Sassa examining its in-house options
AS THE SA Social Security Agency’s contract with its payment service provider nears expiry, Sassa has assured beneficiaries that they will be paid on time.
Three years ago, the Constitutional Court declared the contract for the payment of social grants between Sassa and Cash Paymaster Services (CPS) invalid after Sassa failed to ensure that the empowerment credentials claimed by CPS were objectively confirmed.
The declaration was suspended, however, pending the decision on whether to award a new tender.
CPS distributes social welfare grants to more than 9 million beneficiaries countrywide, and the contract expires at the end of March.

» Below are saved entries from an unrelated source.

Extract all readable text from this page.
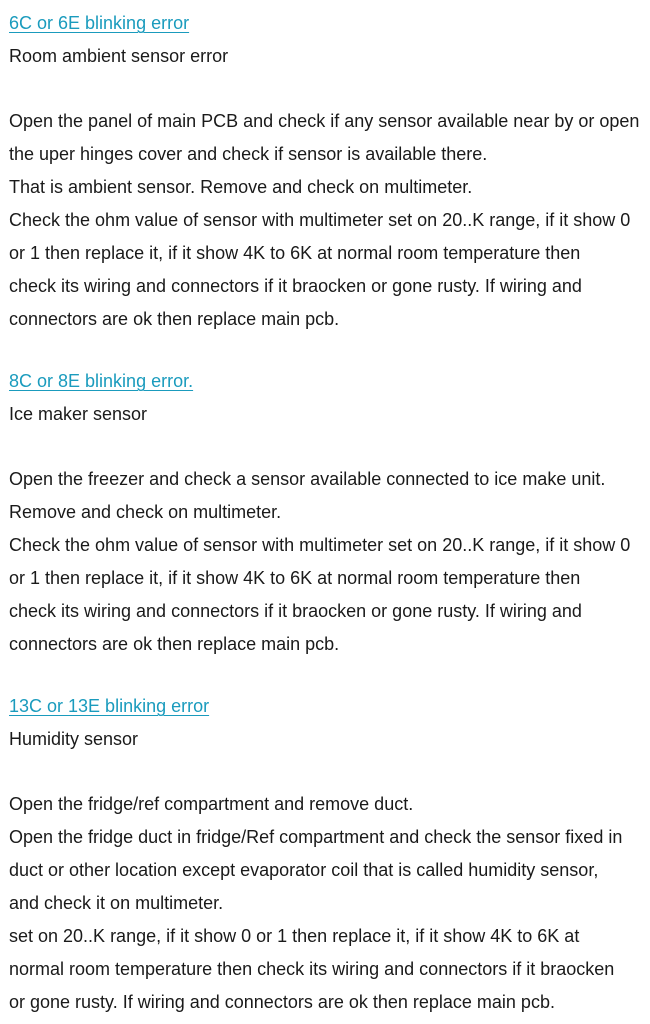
6C or 6E blinking error
Room ambient sensor error
Open the panel of main PCB and check if any sensor available near by or open
the uper hinges cover and check if sensor is available there.
That is ambient sensor. Remove and check on multimeter.
Check the ohm value of sensor with multimeter set on 20..K range, if it show 0
or 1 then replace it, if it show 4K to 6K at normal room temperature then
check its wiring and connectors if it braocken or gone rusty. If wiring and
connectors are ok then replace main pcb.
8C or 8E blinking error.
Ice maker sensor
Open the freezer and check a sensor available connected to ice make unit.
Remove and check on multimeter.
Check the ohm value of sensor with multimeter set on 20..K range, if it show 0
or 1 then replace it, if it show 4K to 6K at normal room temperature then
check its wiring and connectors if it braocken or gone rusty. If wiring and
connectors are ok then replace main pcb.
13C or 13E blinking error
Humidity sensor
Open the fridge/ref compartment and remove duct.
Open the fridge duct in fridge/Ref compartment and check the sensor fixed in
duct or other location except evaporator coil that is called humidity sensor,
and check it on multimeter.
set on 20..K range, if it show 0 or 1 then replace it, if it show 4K to 6K at
normal room temperature then check its wiring and connectors if it braocken
or gone rusty. If wiring and connectors are ok then replace main pcb.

Social Development Minister Bathabile Dlamini has since established a task team to consider taking over the payment of social grants in-house.
Sassa Western Cape spokesperson Shivani Wahab said social grant beneficiaries would be paid as usual, and on time, and there would be no disruptions.
“Consultations were held with stakeholders to determine what the best model would be, and a solution had to be found to minimise potential unintended consequences.
“That process took unexpectedly longer, given the competing business and other interests of interested parties,” Wahab said in a statement.
Sassa is this week expected to present to the National Assembly’s social development portfolio committee its plan on how social grants will be paid as from April.
Social justice group the Black Sash said an in-house service would be the best option to distribute social welfare grants.
The group has for years been running a “Hands Off Our Grants Campaign” to force Sassa to prevent unauthorised deductions, which hundreds of people have complained about.
Group national advocacy manager Elroy Paulus said the details of the plan to be presented to the committee were crucial.
“We are keen to see the plan and strategy of Sassa and the government to stop the immoral, unlawful and sometimes fraudulent deductions by April 1.
“We remain convinced that insourcing remains the best strategy to deal with these deductions once and for all,” he added.
“We are also keen to see Sassa and the government’s plan to stop and address the indebtedness of grant beneficiaries caused by loans and fraudulent and unlawful deductions from the beneficiaries,” Paulus said.
‘NO DISRUPTIONS’: Siqhingeni resident Patricia Vukaphi, 64, registered a social grant for her sevenyear-old granddaughter with Sassa’s mobile truck. Sassa pledged that there would be no disruptions in the payment of welfare grants to beneficiaries.